Злой лязг металла, громкий хлопок выстрела и пронзительный визг Марьяны. Всё это сливается в одно мгновение и голова моя идёт кругом. Я поднимаю дрожащей рукой пистолет и целю в убийцу. И он целит в меня.
- За что ты его?
- Тихо, лейтенант, тихо, - успокаивает меня Лужин, призывая жестом положить пистолет на стол. - Мы с тобой в одной лодке. Я сотрудник НКВД и больше тебя заинтересован, чтобы маяк заработал. Меня тоже по головке не погладят. А этого я пристрелил, только из крайней необходимости, если б не я его, то он бы меня... Раскусил я его и он хотел меня на месте порешить. Он же тоже нам врал вовсю: выстрел он услышал. За глухо закрытой дверью да при работающем генераторе. Врал же... И его упорство на версии самоубийства Степана, тоже подозрительное. Когда же он понял, что мы в самоубийство не поверили, побежал на Бахова стрелки переводить... Земсков всё э то сотворил. А где лампа, мы сейчас вон у неё узнаем... Она заодно с ним... Она ж у него сидела, больше негде.

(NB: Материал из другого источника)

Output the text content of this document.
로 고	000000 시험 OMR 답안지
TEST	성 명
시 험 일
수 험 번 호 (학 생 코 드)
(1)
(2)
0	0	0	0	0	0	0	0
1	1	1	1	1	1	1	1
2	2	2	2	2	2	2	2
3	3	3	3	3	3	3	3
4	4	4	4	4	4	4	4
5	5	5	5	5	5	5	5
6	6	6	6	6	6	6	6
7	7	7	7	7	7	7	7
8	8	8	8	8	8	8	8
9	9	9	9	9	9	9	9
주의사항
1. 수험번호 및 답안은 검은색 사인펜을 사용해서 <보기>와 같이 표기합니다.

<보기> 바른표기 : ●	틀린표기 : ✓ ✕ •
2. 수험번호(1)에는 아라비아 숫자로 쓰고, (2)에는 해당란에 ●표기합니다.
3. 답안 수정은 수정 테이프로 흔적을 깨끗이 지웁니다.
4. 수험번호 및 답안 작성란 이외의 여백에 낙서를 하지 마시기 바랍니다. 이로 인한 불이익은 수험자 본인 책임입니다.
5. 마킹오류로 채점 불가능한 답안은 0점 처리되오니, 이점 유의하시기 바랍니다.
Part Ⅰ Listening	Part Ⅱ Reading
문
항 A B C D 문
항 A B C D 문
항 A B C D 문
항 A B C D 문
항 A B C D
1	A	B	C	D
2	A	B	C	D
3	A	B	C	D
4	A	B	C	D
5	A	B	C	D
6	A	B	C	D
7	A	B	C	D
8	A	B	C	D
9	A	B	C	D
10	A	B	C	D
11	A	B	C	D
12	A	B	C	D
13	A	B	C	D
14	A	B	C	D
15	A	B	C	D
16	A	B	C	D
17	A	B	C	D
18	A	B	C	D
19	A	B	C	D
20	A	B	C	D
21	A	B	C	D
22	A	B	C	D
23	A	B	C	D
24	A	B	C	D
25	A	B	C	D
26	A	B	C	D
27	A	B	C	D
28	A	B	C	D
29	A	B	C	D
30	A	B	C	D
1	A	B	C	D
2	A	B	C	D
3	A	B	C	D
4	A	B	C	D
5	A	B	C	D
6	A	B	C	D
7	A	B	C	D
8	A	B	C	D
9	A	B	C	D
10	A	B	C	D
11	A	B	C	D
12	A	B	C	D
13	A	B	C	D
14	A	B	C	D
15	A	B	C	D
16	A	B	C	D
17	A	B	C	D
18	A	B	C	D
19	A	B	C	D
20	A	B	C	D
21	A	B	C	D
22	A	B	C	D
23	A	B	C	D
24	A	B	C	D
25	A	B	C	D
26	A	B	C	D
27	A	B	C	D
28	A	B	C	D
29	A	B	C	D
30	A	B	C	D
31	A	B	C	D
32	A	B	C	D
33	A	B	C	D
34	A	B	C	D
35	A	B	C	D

Лужин подходит к дрожащей Марьяне, смотрит ей прямо в глаз и говорит ей негромким, но твердым голосом. И куда вся его вся былая интеллигентность подевалась?
- Рассказывай.
- Случайно я его, случайно, - залилась слезами испуганная красавица.
- Кого?
- Степана, мужа моего. Он меня спас, а я его... Наша деревня сгорела, мы в лесу жили, потом родители умерли. Я тоже на последнем издыхании была, когда меня Степан подобрал. Сперва так я с ним ходила, после стали жить, как муж и жена... А потом я Федю увидела. - Марьяна посмотрела на убитого старшину и завыла, но Лужин резко тряхнул её за плечи.
- Дальше
- Мы стали встречать с Федей. Я подмешивала в чай Степану сонную траву и ночью бежала к любимому. Но Степан хитрый, догадываться стал. Ночью, когда мы пришли из тайги, я без всякой задней мысли сказала, мол, сейчас печку натопим, чай будем пить. А он после этих слов, так взбеленился, что с ножом на меня бросился... У меня ружьё под рукой... Сама не помню, как выстрелила... Опомнилась и сразу к Феде побежала. А тут еще, как на грех, сержант ваш. У Степана настойка есть на корнях целебная по мужскому делу, так этот сержант к моему мужу и повадился... Видно, что-то не так у него было... Я от сержанта за стожок спряталась... А потом к Феде побежала. Он велел сидеть тихо в его избе и ждать. Что же мне теперь делать-то? Ох-ох-ох...
- Потом чего? - опять подступил к Марьяне Лужин.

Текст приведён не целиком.